In the Event Guide for the U.K. Parliamentary Elections, expectations were for a Labour party win outcome, which was generally agreed to be very beneficial for the U.K. economy.  This was likely due to the Labour Party’s views on higher government spending, taxation for energy companies, and their relationship with the European Union.

In the case where the Labour Party did win, we leaned bullish on GBP/CHF, choosing the franc due to a recent cut from the Swiss National Bank and the possibility of the upcoming Swiss CPI report to signal continued deceleration in inflation rates. We also thought a pullback in the GBP/CHF uptrend was a possibility, and if so, that scenario may draw in both technical and fundamental buyers in the pair.

But if the markets were surprised with a “hung parliament” outcome, or it was a relatively weak win for the Labour Party, we looked at GBP/AUD as potentially drawing in net Sterling sellers, likely attracted by the surprise strong inflation data in Australia recently to keep RBA rate hike speculation alive.

Not too long after we posted our watchlist discussions on Sterling, GBP/CHF did dip to our targeted support area of interest (38% Fibonacci retracement / R1 Pivot level), and it looks like buyers were eager to jump in, likely pricing in the expected Labour Party victory ahead of time.

The following rally took the market to the 1.1500 major psychological level, where it found a top after a weaker than expected Swiss CPI read (slowing to 0.0% m/m vs. 0.3% m/m previous). GBP/CHF did spike higher on the event, but given the strong rally up to that point, it looks like profit taking on the event was the behavior of choice by traders, especially with the U.K. general election event right around the corner.

Voting for the U.K. Parliamentary Elections began on Thursday, and as expected, the Labour Party secured a landslide win on Friday.
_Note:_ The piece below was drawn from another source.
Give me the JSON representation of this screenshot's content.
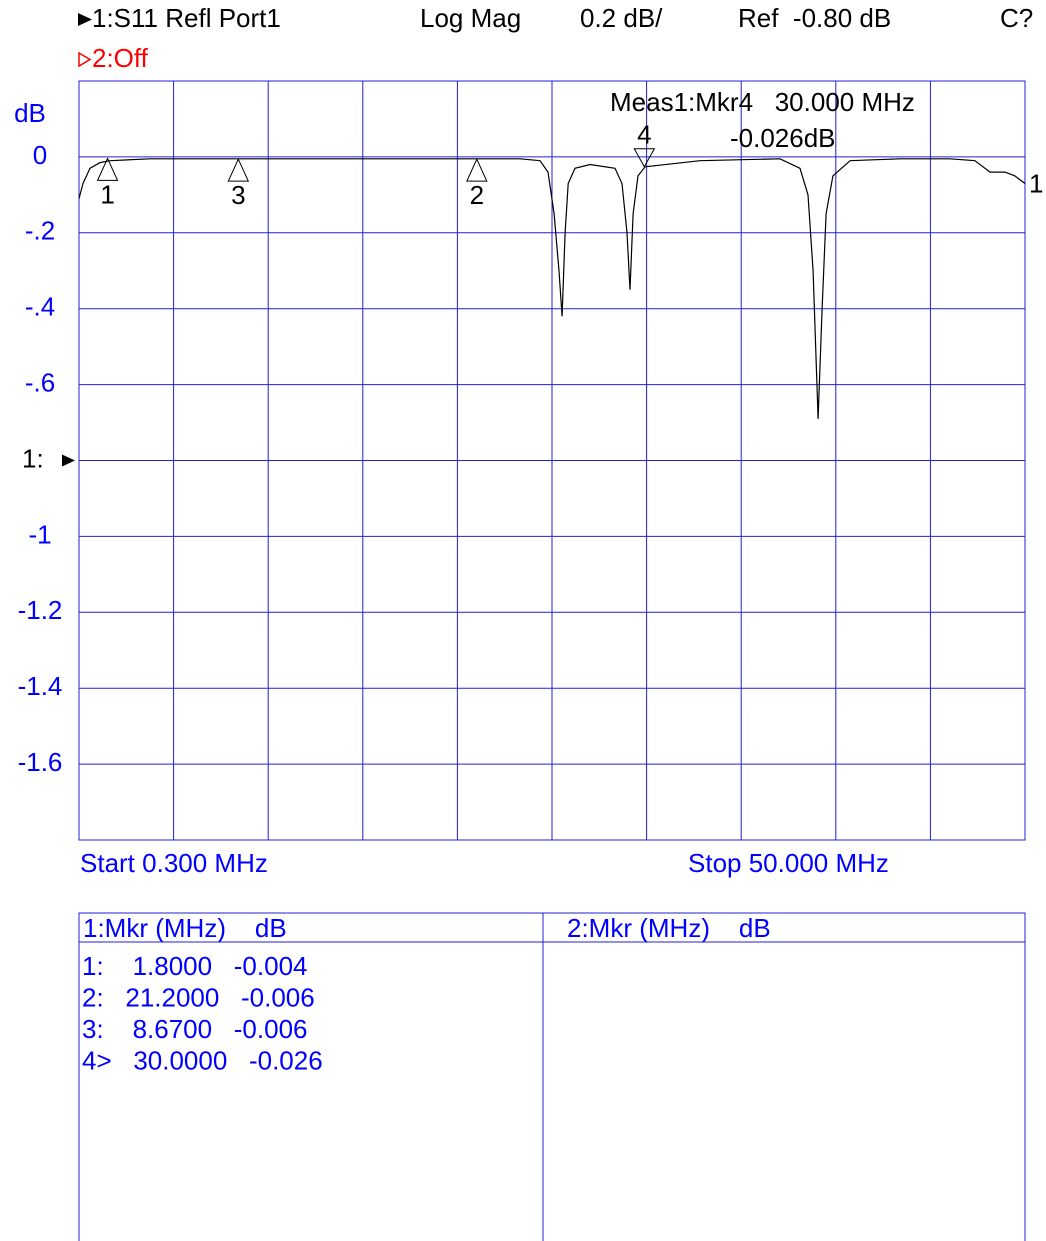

This correlated with one final move in GBP/CHF higher, but this was met by sellers during the U.S. trading session, correlating with a weak U.S. jobs update likely raising global recession fears on the session. It’s also likely there were some Sterling bulls taking in some profits ahead of the weekly close.

Overall, we think that watchlist discussion on GBP/CHF was “likely” supportive of a potential net positive outcome. Our discussion on a potential support area and our expectations on the Swiss CPI and U.K. general election events played out as expected, resulting in GBP/CHF moving in our biased direction. 

A big factor on a trade outcome would have been whether a pre-preemptive long position move was taken right when the target support area or if a risk manager waited until the event before taking on risk. If it was the latter situation, arguably no action would have been taken.

But for those who did take a long at the Fibs, it’s highly likely of a positive outcome given the strong rally higher heading into both target catalysts, as long as adjustments to take profit/reduce risk were made after the target catalysts played out.